Когда он пришел, Светлана вытянулась в струнку и поглядела на Кузьмичева с ужасом. Отпила глоток воды и погасшим голосом произнесла:

– Я больше не могу.

Кузьмичев принял чашу:

– Ну не пей.

– Да я не про это! – воскликнула Светлана, стиснув руки. – Я больше не могу так жить! Не смей больше превращать меня в эту куклу!

Кузьмичев опустился на пол и уткнулся лицом в ее колени. Он испытывал безмерный стыд, испуг от страшного отчаяния, прозвучавшего в ее голосе.

– Никогда больше! – клялся он в теплые колени. – Никогда в жизни!
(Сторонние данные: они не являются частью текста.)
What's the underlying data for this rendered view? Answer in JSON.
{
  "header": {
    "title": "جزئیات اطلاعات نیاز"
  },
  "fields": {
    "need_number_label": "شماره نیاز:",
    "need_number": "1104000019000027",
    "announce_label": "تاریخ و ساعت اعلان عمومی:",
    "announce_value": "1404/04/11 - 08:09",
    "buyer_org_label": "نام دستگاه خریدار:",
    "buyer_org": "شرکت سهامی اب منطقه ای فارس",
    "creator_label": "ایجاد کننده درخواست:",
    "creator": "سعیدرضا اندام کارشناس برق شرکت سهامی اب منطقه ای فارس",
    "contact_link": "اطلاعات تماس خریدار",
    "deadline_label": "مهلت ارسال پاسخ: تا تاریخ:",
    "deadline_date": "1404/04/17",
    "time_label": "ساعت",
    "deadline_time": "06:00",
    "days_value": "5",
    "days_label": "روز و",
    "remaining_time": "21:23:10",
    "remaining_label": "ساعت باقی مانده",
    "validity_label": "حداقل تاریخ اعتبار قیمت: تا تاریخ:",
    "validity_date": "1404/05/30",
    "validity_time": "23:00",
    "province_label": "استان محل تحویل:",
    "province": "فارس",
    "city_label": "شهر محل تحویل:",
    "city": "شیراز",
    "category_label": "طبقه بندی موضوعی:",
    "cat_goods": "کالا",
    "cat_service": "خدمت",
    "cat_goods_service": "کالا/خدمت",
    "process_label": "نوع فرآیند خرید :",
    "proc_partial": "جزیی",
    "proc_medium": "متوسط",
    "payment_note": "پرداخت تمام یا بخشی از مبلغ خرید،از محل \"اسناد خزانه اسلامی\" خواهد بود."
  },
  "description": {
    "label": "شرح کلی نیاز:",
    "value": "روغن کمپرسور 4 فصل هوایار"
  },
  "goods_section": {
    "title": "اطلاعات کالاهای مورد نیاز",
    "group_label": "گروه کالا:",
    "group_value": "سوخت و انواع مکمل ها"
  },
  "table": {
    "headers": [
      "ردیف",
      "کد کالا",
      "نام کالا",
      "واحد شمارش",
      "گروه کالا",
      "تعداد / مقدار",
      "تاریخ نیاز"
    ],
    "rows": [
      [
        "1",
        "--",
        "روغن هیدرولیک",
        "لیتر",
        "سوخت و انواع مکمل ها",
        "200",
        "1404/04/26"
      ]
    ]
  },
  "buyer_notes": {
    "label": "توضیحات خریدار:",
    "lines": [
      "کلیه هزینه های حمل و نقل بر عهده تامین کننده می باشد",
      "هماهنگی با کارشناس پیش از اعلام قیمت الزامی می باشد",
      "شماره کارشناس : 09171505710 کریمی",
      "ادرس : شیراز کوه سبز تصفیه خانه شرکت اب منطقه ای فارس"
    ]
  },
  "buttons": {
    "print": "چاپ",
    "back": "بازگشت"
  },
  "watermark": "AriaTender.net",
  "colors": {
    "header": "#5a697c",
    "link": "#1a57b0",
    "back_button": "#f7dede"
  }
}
Любимая моя… я подлец, эгоист! Я выброшу эту проклятую дудку!

И тут в прихожей заскрежетал замок.

Сын и дочь Кузьмичева пронеслись по коридору, громко шлепая босыми ногами и оглушительно крича:

– Мама! Мама! Дежурства не было! Ура!

Такое и у Ольги случалось – раз в несколько лет. Очевидно, кому-то из ее коллег срочно понадобилось высвободить назначенный по графику вечер, и Ольга согласилась поменяться.

Светлана зачем-то бросилась к окну. Повернулась, с отчаянием глядя на Кузьмичева. В свете уличного фонаря ее волосы словно бы загорелись.

– Отец дома? – спросила Ольга и пошла к его двери.

Светлана приоткрыла рот, будто собиралась крикнуть. Кузьмичев схватил ее в объятья, зацеловал, заглушая этот крик, стиснул пальцами одной руки ее запястья, выворачивая ей руки за спину, а другой нашаривал на столе дудочку. Глаза Светланы вспыхнули желтым огнем, но Кузьмичев опередил ее…

Впервые за эти медовые месяцы он убрал в карман не спокойную задремавшую, умиротворенную куколку, а миниатюрное олицетворение безнадежной ненависти: ноги согнуты бегом, руки изломаны страшным жестом отчаяния, голова откинута, лицо искажено.